Container-basierte und serverlose cloud-native Architekturen stellen die bedeutendsten Computing-Fortschritte für die Bereitstellung von Anwendungen in Unternehmen dar, seit VMware 1999 sein erstes Produkt, Workstation 1.0, vorgestellt hat.

Obwohl diese Technologien bei Flexibilität, Kosteneinsparungen und Skalierbarkeit eine Reihe von Vorteilen bieten, sind sie auch mit neuartigen sicherheitstechnischen Herausforderungen verbunden, die es bei der Migration von Anwendungen vom Rechenzentrum in die Cloud zu berücksichtigen gilt.

Bei sachgemäßer Umstellung kann für diese neuen Entwicklungs- und Bereitstellungsumgebungen ein noch nie dagewesenes Sicherheitsniveau erreicht werden. CISO sollte sich jedoch darüber im Klaren sein, welchen Einfluss diese modernen Technologien auf den Sicherheits- und Compliance-Status seiner Organisationen haben, wenn das Unternehmen sie in der Produktion einführt, und seine Erwartungen im Vergleich zu den vorhandenen Tools und Methoden neu justieren.

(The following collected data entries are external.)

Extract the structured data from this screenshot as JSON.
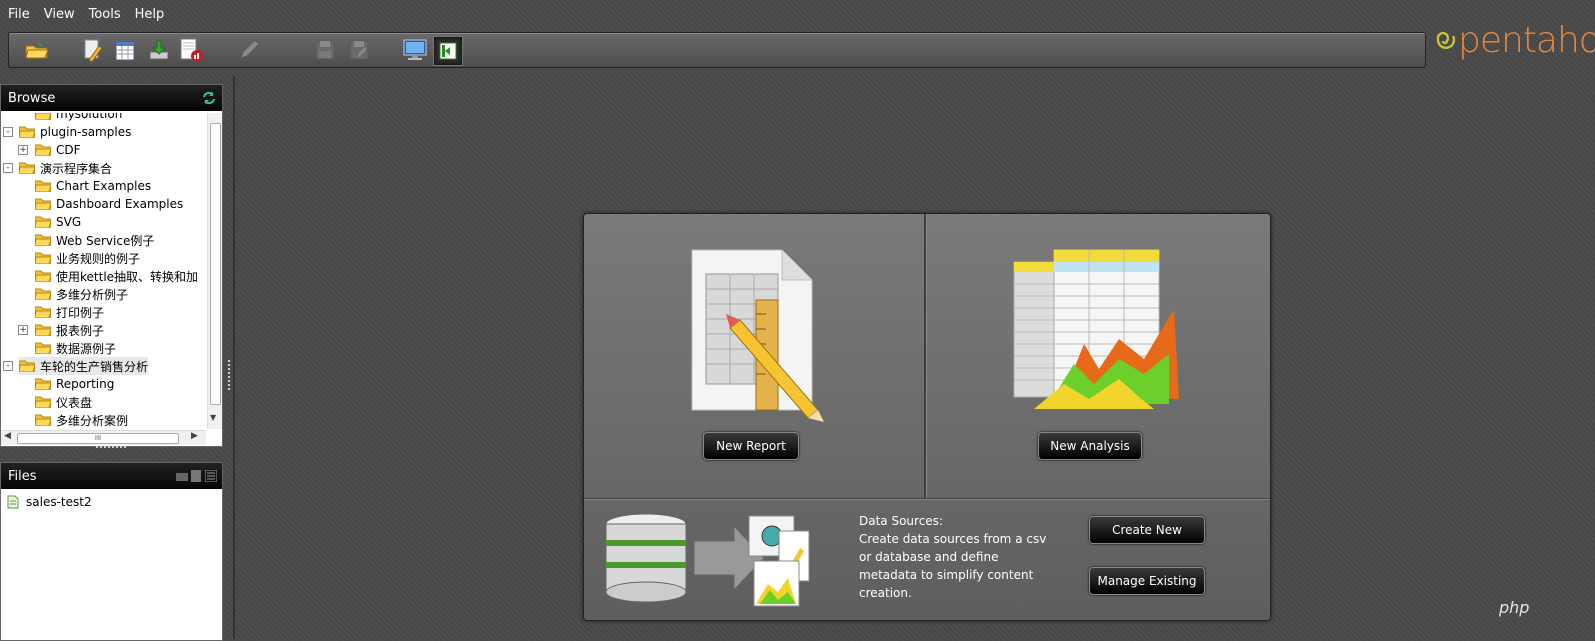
{
  "menu": [
    "File",
    "View",
    "Tools",
    "Help"
  ],
  "logo": {
    "text": "pentaho",
    "color": "#e9873b"
  },
  "toolbar_icons": [
    "open-folder-icon",
    "edit-report-icon",
    "calendar-icon",
    "download-icon",
    "report-icon",
    "pencil-icon",
    "save-icon",
    "save-as-icon",
    "monitor-icon",
    "workspace-icon"
  ],
  "browse": {
    "title": "Browse",
    "tree": [
      {
        "label": "mysolution",
        "level": 1,
        "expander": ""
      },
      {
        "label": "plugin-samples",
        "level": 0,
        "expander": "-"
      },
      {
        "label": "CDF",
        "level": 1,
        "expander": "+"
      },
      {
        "label": "演示程序集合",
        "level": 0,
        "expander": "-"
      },
      {
        "label": "Chart Examples",
        "level": 1,
        "expander": ""
      },
      {
        "label": "Dashboard Examples",
        "level": 1,
        "expander": ""
      },
      {
        "label": "SVG",
        "level": 1,
        "expander": ""
      },
      {
        "label": "Web Service例子",
        "level": 1,
        "expander": ""
      },
      {
        "label": "业务规则的例子",
        "level": 1,
        "expander": ""
      },
      {
        "label": "使用kettle抽取、转换和加",
        "level": 1,
        "expander": ""
      },
      {
        "label": "多维分析例子",
        "level": 1,
        "expander": ""
      },
      {
        "label": "打印例子",
        "level": 1,
        "expander": ""
      },
      {
        "label": "报表例子",
        "level": 1,
        "expander": "+"
      },
      {
        "label": "数据源例子",
        "level": 1,
        "expander": ""
      },
      {
        "label": "车轮的生产销售分析",
        "level": 0,
        "expander": "-",
        "selected": true
      },
      {
        "label": "Reporting",
        "level": 1,
        "expander": ""
      },
      {
        "label": "仪表盘",
        "level": 1,
        "expander": ""
      },
      {
        "label": "多维分析案例",
        "level": 1,
        "expander": ""
      }
    ],
    "hscroll_label": "III"
  },
  "files": {
    "title": "Files",
    "items": [
      "sales-test2"
    ]
  },
  "launch": {
    "new_report": "New Report",
    "new_analysis": "New Analysis",
    "ds_title": "Data Sources:",
    "ds_desc": "Create data sources from a csv or database and define metadata to simplify content creation.",
    "create_new": "Create New",
    "manage_existing": "Manage Existing"
  },
  "watermark": "php"
}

Früher hatten Sicherheitsabteilungen die Möglichkeit, auch noch kurz vor der Umstellung von Anwendungen auf die Live-Produktionssysteme prüfend und beratend einzugreifen.  Noch kurz vor einem Release wurden die erforderlichen Änderungen vorgenommen, häufig unter Inkaufnahme erheblicher Verzögerungen, um den bestehenden Anforderungen an Betrieb, Sicherheit und Compliance gerecht zu werden. Das war einmal. Die DevOps-Bewegung setzt ganz auf Geschwindigkeit und gibt Entwicklern das Rüstzeug an die Hand, Anwendungen schneller denn je zu entwickeln und bereitzustellen, oftmals auf Grundlage automatisierter Prozesse. Die IT-Sicherheit kann diesen Fortschritt nicht aufhalten und wird auf der Strecke bleiben, wenn sie versucht, ihn zu bremsen. CISOs sollte sich vorrangig mit der Entwicklung und Umsetzung einer Strategie beschäftigen, die einen proaktiven Umgang mit cloud-nativen Sicherheitsanforderungen ermöglicht.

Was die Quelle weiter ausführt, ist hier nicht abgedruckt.